He said officials had also registered another 500,000 cases of people infected by the virus, which had spread from the Central African Republic, along the Ubangi and Congo rivers before reaching the DRC capital, Kinshasa, in December 2002.
"There are many more people infected by this virulent form of influenza in Kinshasa, but more deaths have been registered in the provinces because of the collapse of the health services due to the war," he said.
Affected areas are Thuapa, in the south of Equateur Province, and Inongo, near Lake Mai-Ndombe, in the north of Bandundu Province.
He said malnutrition and vitamin A deficiency were also factors accounting for the high mortality rate in the provinces, where 60 percent to 80 percent of children and adults were malnourished in the districts of Nord Ubangi and Bosobolo, the two zones where the first cases of influenza were recorded. "By contrast, in Kinshasa, 60 percent of the population have a high vitamin A count, which protects their respiratory system and their blood," he said.

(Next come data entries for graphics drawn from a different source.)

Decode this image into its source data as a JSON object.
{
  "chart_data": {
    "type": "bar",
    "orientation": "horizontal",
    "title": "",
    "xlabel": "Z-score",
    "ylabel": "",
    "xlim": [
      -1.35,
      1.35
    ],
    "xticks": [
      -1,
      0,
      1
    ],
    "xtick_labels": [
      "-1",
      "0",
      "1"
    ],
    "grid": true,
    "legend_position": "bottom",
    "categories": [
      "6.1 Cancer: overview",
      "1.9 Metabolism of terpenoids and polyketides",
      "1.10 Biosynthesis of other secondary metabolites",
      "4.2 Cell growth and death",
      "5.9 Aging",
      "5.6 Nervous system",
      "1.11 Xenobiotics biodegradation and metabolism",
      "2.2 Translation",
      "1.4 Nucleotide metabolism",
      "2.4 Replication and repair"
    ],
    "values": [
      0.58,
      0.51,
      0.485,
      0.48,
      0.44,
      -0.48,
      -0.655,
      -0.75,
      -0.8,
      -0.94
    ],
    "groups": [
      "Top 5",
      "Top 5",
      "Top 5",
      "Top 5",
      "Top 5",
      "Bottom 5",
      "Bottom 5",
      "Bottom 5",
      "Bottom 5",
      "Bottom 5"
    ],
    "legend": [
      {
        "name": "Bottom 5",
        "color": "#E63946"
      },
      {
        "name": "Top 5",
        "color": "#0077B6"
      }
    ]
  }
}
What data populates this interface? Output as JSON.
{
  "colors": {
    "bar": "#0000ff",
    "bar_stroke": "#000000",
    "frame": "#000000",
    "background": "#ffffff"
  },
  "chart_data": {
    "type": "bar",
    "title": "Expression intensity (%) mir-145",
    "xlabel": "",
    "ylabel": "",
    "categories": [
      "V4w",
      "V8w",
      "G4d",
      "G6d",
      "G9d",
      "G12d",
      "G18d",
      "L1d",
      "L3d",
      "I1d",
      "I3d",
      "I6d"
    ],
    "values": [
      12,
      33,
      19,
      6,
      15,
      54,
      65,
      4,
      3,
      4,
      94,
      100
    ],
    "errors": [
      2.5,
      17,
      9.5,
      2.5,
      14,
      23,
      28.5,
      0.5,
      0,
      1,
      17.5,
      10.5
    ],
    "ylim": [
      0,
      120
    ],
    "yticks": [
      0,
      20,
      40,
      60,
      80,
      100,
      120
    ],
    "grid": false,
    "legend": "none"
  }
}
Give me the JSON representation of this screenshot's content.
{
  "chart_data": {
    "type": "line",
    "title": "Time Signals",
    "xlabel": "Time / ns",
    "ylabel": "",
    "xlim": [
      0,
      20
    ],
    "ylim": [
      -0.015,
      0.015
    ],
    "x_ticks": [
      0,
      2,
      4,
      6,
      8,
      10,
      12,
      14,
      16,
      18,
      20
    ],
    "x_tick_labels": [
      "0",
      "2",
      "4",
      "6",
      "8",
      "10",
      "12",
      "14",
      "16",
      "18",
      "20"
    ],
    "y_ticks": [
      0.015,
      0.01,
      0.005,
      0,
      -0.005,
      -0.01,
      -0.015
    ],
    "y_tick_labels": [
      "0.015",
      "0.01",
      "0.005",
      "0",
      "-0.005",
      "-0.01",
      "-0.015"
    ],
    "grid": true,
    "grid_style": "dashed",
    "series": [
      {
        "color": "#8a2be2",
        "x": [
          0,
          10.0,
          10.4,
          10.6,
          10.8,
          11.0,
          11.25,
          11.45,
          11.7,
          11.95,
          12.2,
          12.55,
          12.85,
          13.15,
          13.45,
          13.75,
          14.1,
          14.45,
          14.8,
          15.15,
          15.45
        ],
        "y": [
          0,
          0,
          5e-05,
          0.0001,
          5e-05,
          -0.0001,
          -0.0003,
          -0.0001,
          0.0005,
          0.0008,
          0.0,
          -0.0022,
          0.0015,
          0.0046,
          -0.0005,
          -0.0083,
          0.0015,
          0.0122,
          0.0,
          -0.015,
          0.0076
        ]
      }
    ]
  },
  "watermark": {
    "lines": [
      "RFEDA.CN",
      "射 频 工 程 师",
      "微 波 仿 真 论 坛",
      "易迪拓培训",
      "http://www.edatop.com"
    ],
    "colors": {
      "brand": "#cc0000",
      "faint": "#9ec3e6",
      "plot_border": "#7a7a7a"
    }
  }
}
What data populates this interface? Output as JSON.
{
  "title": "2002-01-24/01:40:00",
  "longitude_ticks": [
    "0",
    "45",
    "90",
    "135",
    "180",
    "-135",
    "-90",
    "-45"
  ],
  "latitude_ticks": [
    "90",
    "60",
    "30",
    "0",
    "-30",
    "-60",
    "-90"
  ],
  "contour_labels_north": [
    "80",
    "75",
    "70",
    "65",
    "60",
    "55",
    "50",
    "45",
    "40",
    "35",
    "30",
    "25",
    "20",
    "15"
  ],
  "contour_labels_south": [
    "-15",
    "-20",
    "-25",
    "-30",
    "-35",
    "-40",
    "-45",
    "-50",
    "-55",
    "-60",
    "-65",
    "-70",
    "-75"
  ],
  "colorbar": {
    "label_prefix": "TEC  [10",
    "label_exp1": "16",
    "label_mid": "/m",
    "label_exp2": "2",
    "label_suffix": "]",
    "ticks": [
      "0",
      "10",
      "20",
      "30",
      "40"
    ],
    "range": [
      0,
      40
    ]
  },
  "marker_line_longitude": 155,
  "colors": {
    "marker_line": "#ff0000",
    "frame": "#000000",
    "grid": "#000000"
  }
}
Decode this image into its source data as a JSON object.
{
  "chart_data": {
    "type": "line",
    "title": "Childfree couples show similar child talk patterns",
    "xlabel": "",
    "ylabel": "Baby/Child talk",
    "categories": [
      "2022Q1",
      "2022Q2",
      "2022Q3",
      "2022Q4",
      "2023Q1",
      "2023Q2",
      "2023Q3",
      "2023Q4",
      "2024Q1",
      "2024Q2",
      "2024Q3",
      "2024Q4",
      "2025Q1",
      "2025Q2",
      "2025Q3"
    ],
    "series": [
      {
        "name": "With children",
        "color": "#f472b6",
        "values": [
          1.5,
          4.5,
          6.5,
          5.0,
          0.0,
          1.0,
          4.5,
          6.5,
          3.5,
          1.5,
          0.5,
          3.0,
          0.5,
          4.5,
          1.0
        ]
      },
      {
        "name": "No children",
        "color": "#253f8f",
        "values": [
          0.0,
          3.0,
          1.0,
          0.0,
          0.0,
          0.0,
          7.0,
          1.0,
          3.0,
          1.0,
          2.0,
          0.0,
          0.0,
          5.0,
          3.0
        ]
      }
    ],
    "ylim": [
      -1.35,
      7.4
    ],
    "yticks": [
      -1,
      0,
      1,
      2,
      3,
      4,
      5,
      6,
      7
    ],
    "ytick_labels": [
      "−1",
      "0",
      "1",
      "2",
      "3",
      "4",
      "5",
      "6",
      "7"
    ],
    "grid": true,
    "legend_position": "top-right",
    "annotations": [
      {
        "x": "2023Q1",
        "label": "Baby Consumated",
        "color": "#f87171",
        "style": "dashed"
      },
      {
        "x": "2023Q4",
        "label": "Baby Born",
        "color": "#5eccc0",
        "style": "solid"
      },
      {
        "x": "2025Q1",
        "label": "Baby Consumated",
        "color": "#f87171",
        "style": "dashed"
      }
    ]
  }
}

He said the health situation had been aggravated because most doctors had fled fighting in the northwest of the country. Those who remained had sometimes walked more than 100 km to care for the sick. "Overall, the number of registered deaths in Equateur and Inong, has surpassed 2,000 of the 100,000 persons affected," he said.
Influenza symptoms are fever, headaches, fatigue, coughs, a sore throat and nasal secretions.
"Samples taken from victims in Equateur and sent to laboratories confirm type A influenza, which means that it was the cause of the epidemic and could affect large areas of the country or continent, unlike types B and C, which are benign," he said.
In October and December 2002, the same epidemic killed 500 people in the locality of Bosobolo, 50 km southwest of Gbadolite, in Equateur Province.